By Tim Harfmann
Brooklyn bakers are working non-stop to turn yeast into a feast. “It really is a family gathering,” said Miguel Lopez, owner of Don Paco Lopez Bakery in Sunset Park. It’s a sweet shop that’s been making the oval-shaped pastries since the early 1990s. It’s for the Epiphany — or Three Kings Day.
The loaves are called Rosca de Reyes, or Three Kings bread, and they’re not your basic loaves. There are several tiny statues of the Christ child hiding inside each loaf. “It represents the tradition when Joseph and Mary hid the baby Jesus from King Herod,” said Paco Lopez Jr, who also works at the bakery. If you cut the bread and find a figure in your slice, you’re in charge of another fiesta. “You have to throw a party on February 2nd. Why February 2nd? Because we believe it’s when Mary and Joseph presented baby Jesus to the church,” said Miguel.
The tradition dates back to 14th-century France and was eventually picked up in Mexico. Each loaf takes about four hours to make. “We actually begin around 3 or 4 in the morning and it goes until 8pm or 9pm because people demand it,” said Paco.

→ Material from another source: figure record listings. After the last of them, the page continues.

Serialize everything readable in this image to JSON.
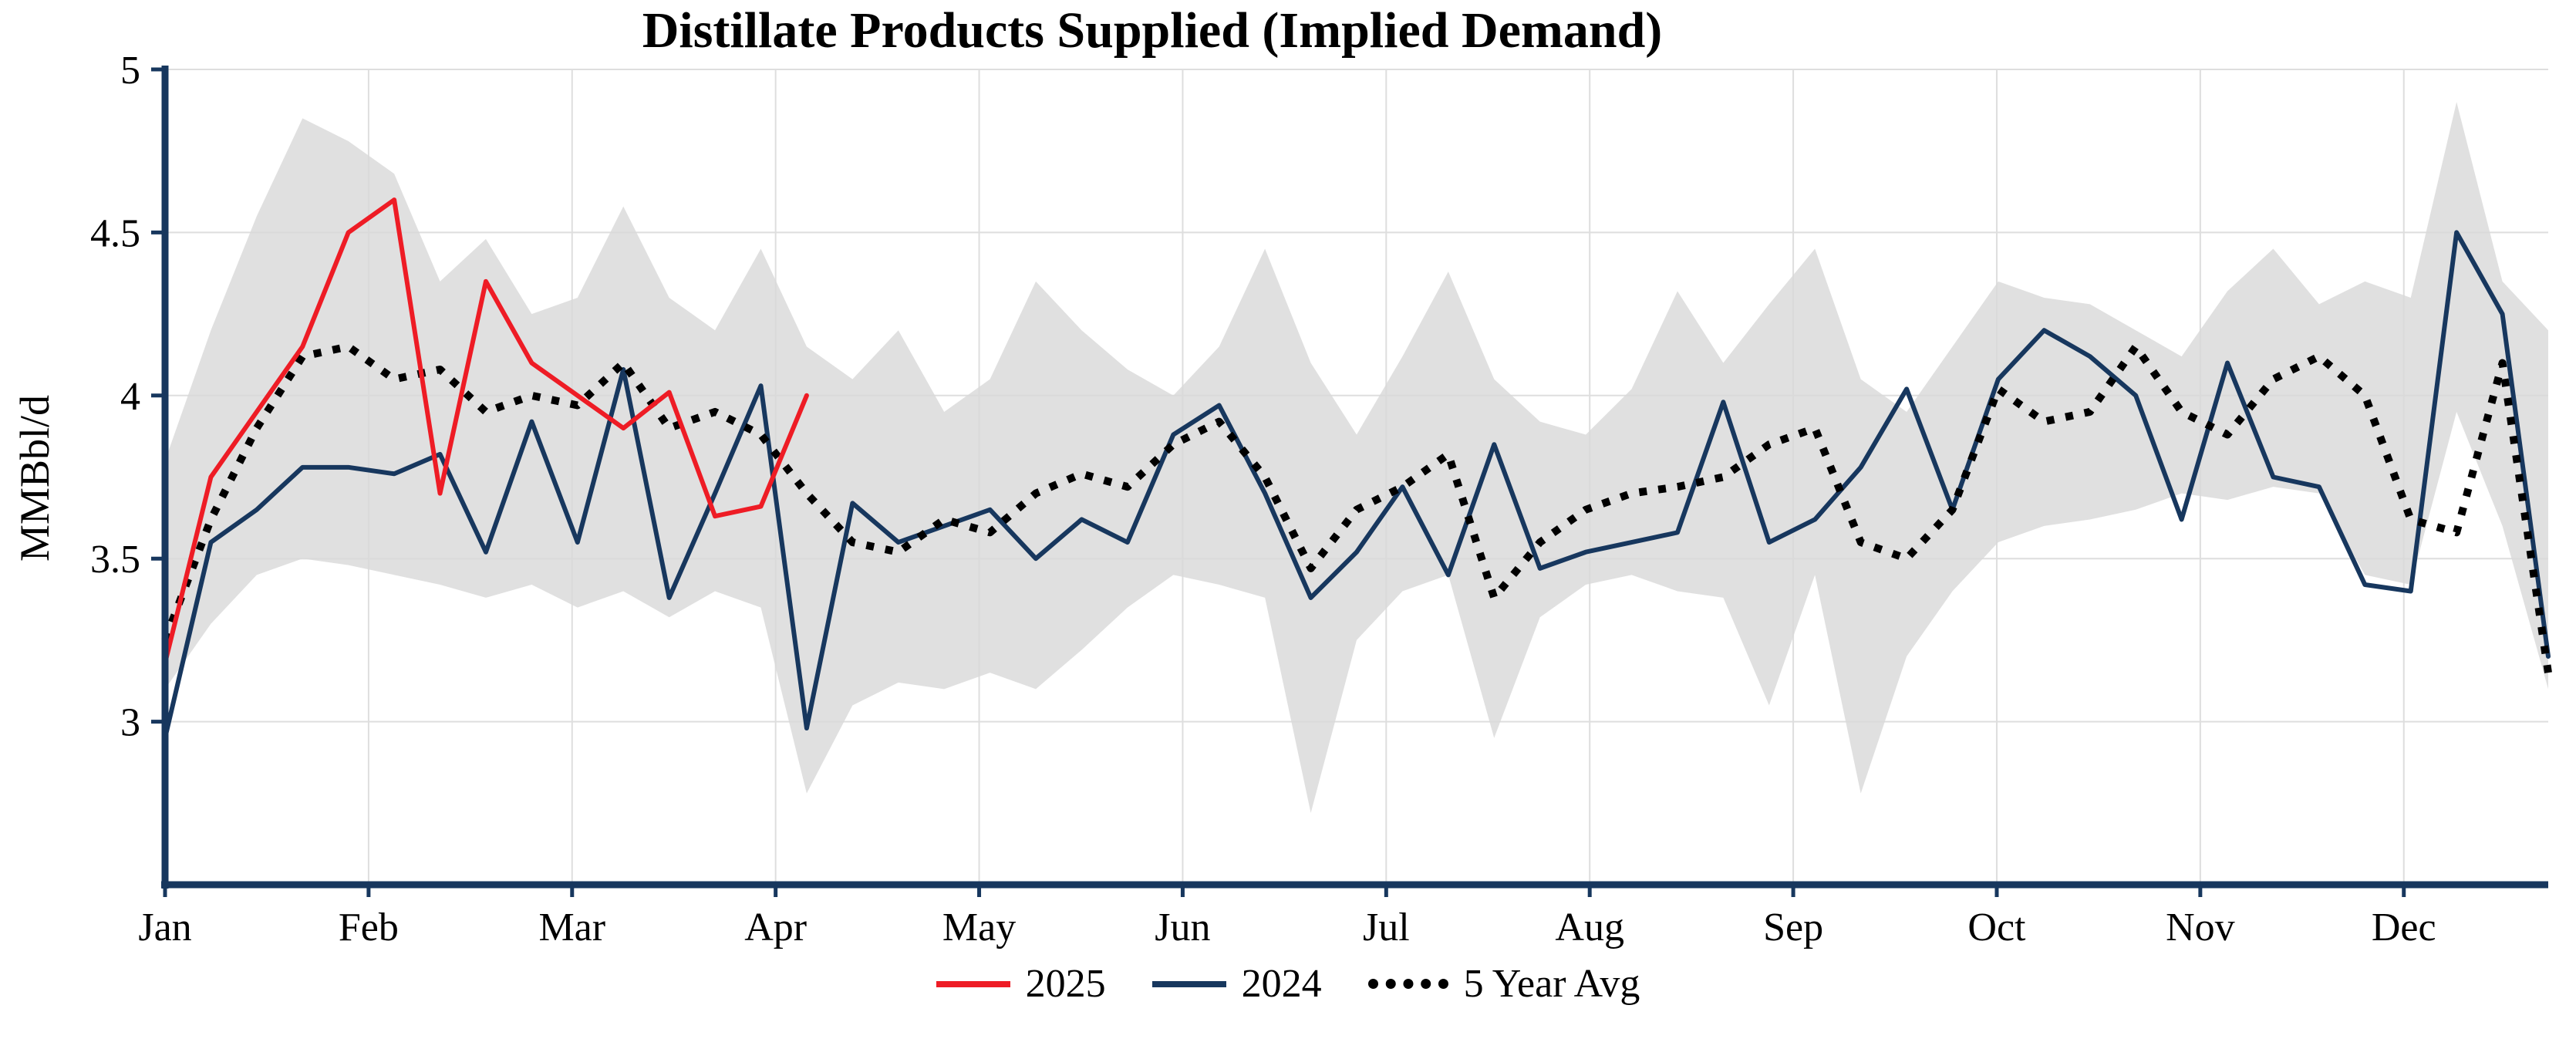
{
  "chart_data": {
    "type": "line",
    "title": "Distillate Products Supplied (Implied Demand)",
    "ylabel": "MMBbl/d",
    "xlabel": "",
    "x_unit": "weekly observations, Jan through Dec",
    "months": [
      "Jan",
      "Feb",
      "Mar",
      "Apr",
      "May",
      "Jun",
      "Jul",
      "Aug",
      "Sep",
      "Oct",
      "Nov",
      "Dec"
    ],
    "yticks": [
      3,
      3.5,
      4,
      4.5,
      5
    ],
    "ytick_labels": [
      "3",
      "3.5",
      "4",
      "4.5",
      "5"
    ],
    "ylim": [
      2.5,
      5
    ],
    "grid": true,
    "legend_position": "bottom",
    "series": [
      {
        "name": "2025",
        "color": "#ee1c25",
        "style": "solid",
        "values": [
          3.18,
          3.75,
          3.95,
          4.15,
          4.5,
          4.6,
          3.7,
          4.35,
          4.1,
          4.0,
          3.9,
          4.01,
          3.63,
          3.66,
          4.0
        ]
      },
      {
        "name": "2024",
        "color": "#17375e",
        "style": "solid",
        "values": [
          2.95,
          3.55,
          3.65,
          3.78,
          3.78,
          3.76,
          3.82,
          3.52,
          3.92,
          3.55,
          4.08,
          3.38,
          3.7,
          4.03,
          2.98,
          3.67,
          3.55,
          3.6,
          3.65,
          3.5,
          3.62,
          3.55,
          3.88,
          3.97,
          3.7,
          3.38,
          3.52,
          3.72,
          3.45,
          3.85,
          3.47,
          3.52,
          3.55,
          3.58,
          3.98,
          3.55,
          3.62,
          3.78,
          4.02,
          3.65,
          4.05,
          4.2,
          4.12,
          4.0,
          3.62,
          4.1,
          3.75,
          3.72,
          3.42,
          3.4,
          4.5,
          4.25,
          3.2
        ]
      },
      {
        "name": "5 Year Avg",
        "color": "#000000",
        "style": "dotted",
        "values": [
          3.25,
          3.62,
          3.9,
          4.12,
          4.15,
          4.05,
          4.08,
          3.95,
          4.0,
          3.97,
          4.1,
          3.9,
          3.95,
          3.88,
          3.7,
          3.55,
          3.52,
          3.62,
          3.58,
          3.7,
          3.76,
          3.72,
          3.85,
          3.92,
          3.75,
          3.47,
          3.65,
          3.72,
          3.82,
          3.38,
          3.55,
          3.65,
          3.7,
          3.72,
          3.75,
          3.85,
          3.9,
          3.55,
          3.5,
          3.65,
          4.02,
          3.92,
          3.95,
          4.15,
          3.95,
          3.88,
          4.05,
          4.12,
          4.0,
          3.62,
          3.58,
          4.1,
          3.15
        ]
      }
    ],
    "band": {
      "name": "5-year range (shaded)",
      "color": "#d8d8d8",
      "upper": [
        3.8,
        4.2,
        4.55,
        4.85,
        4.78,
        4.68,
        4.35,
        4.48,
        4.25,
        4.3,
        4.58,
        4.3,
        4.2,
        4.45,
        4.15,
        4.05,
        4.2,
        3.95,
        4.05,
        4.35,
        4.2,
        4.08,
        4.0,
        4.15,
        4.45,
        4.1,
        3.88,
        4.12,
        4.38,
        4.05,
        3.92,
        3.88,
        4.02,
        4.32,
        4.1,
        4.28,
        4.45,
        4.05,
        3.95,
        4.15,
        4.35,
        4.3,
        4.28,
        4.2,
        4.12,
        4.32,
        4.45,
        4.28,
        4.35,
        4.3,
        4.9,
        4.35,
        4.2
      ],
      "lower": [
        3.1,
        3.3,
        3.45,
        3.5,
        3.48,
        3.45,
        3.42,
        3.38,
        3.42,
        3.35,
        3.4,
        3.32,
        3.4,
        3.35,
        2.78,
        3.05,
        3.12,
        3.1,
        3.15,
        3.1,
        3.22,
        3.35,
        3.45,
        3.42,
        3.38,
        2.72,
        3.25,
        3.4,
        3.45,
        2.95,
        3.32,
        3.42,
        3.45,
        3.4,
        3.38,
        3.05,
        3.45,
        2.78,
        3.2,
        3.4,
        3.55,
        3.6,
        3.62,
        3.65,
        3.7,
        3.68,
        3.72,
        3.7,
        3.45,
        3.42,
        3.95,
        3.6,
        3.1
      ]
    }
  },
  "colors": {
    "axis": "#17375e",
    "grid": "#dedede",
    "band": "#d8d8d8",
    "text": "#000000",
    "background": "#ffffff"
  }
}
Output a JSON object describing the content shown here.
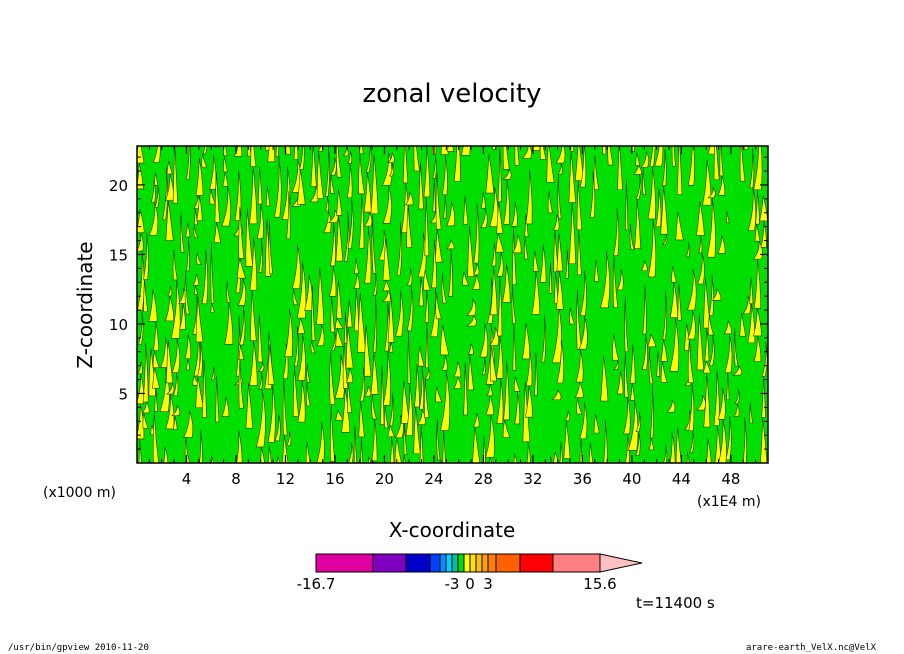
{
  "chart_data": {
    "type": "heatmap",
    "title": "zonal velocity",
    "xlabel": "X-coordinate",
    "ylabel": "Z-coordinate",
    "x_unit": "(x1E4 m)",
    "y_unit": "(x1000 m)",
    "xlim": [
      0,
      51
    ],
    "ylim": [
      0,
      22.8
    ],
    "x_ticks": [
      "4",
      "8",
      "12",
      "16",
      "20",
      "24",
      "28",
      "32",
      "36",
      "40",
      "44",
      "48"
    ],
    "x_tick_values": [
      4,
      8,
      12,
      16,
      20,
      24,
      28,
      32,
      36,
      40,
      44,
      48
    ],
    "y_ticks": [
      "5",
      "10",
      "15",
      "20"
    ],
    "y_tick_values": [
      5,
      10,
      15,
      20
    ],
    "dominant_fill": [
      {
        "interval": [
          -1,
          0
        ],
        "color": "#00e000"
      },
      {
        "interval": [
          0,
          1
        ],
        "color": "#ffff00"
      }
    ],
    "colorbar": {
      "min_label": "-16.7",
      "max_label": "15.6",
      "tick_labels": [
        "-16.7",
        "-3",
        "0",
        "3",
        "15.6"
      ],
      "tick_values": [
        -16.7,
        -3,
        0,
        3,
        15.6
      ],
      "levels": [
        -16.7,
        -13,
        -10,
        -6,
        -5,
        -4,
        -3,
        -2,
        -1,
        0,
        1,
        2,
        3,
        4,
        6,
        10,
        15.6
      ],
      "colors": [
        "#e000a0",
        "#8000c0",
        "#0000c8",
        "#0040ff",
        "#0090ff",
        "#00d0ff",
        "#00c0a0",
        "#00e000",
        "#ffff00",
        "#ffe000",
        "#ffc000",
        "#ffa000",
        "#ff8000",
        "#ff6000",
        "#ff0000",
        "#ff8080"
      ],
      "extend_color": "#ffc0c0"
    }
  },
  "annotations": {
    "time": "t=11400 s",
    "footer_left": "/usr/bin/gpview  2010-11-20",
    "footer_right": "arare-earth_VelX.nc@VelX"
  }
}
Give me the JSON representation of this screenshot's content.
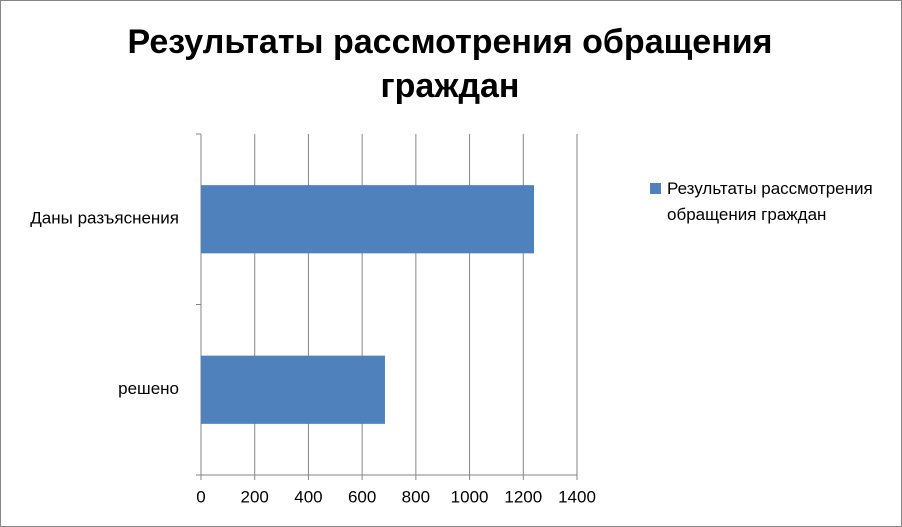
{
  "chart_data": {
    "type": "hbar",
    "title": "Результаты рассмотрения обращения граждан",
    "categories": [
      "Даны разъяснения",
      "решено"
    ],
    "series": [
      {
        "name": "Результаты рассмотрения обращения граждан",
        "color": "#4f81bd",
        "values": [
          1240,
          685
        ]
      }
    ],
    "xlim": [
      0,
      1400
    ],
    "xticks": [
      0,
      200,
      400,
      600,
      800,
      1000,
      1200,
      1400
    ],
    "grid": true,
    "legend": "right"
  }
}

There’s such a demand — over 3,000 loaves are baked at the bakery’s Sunset Park and Manhattan locations. The tradition is so popular that other communities — not only Mexicans — are buying the bread. “They want to bring this tradition to their children, even though they are not Mexican, because this tradition has been well taken by other communities, and we welcome that,” said Paco.
Three feast of the Epiphany, or Three Kings Day, falls on Sunday, January 6, 2019.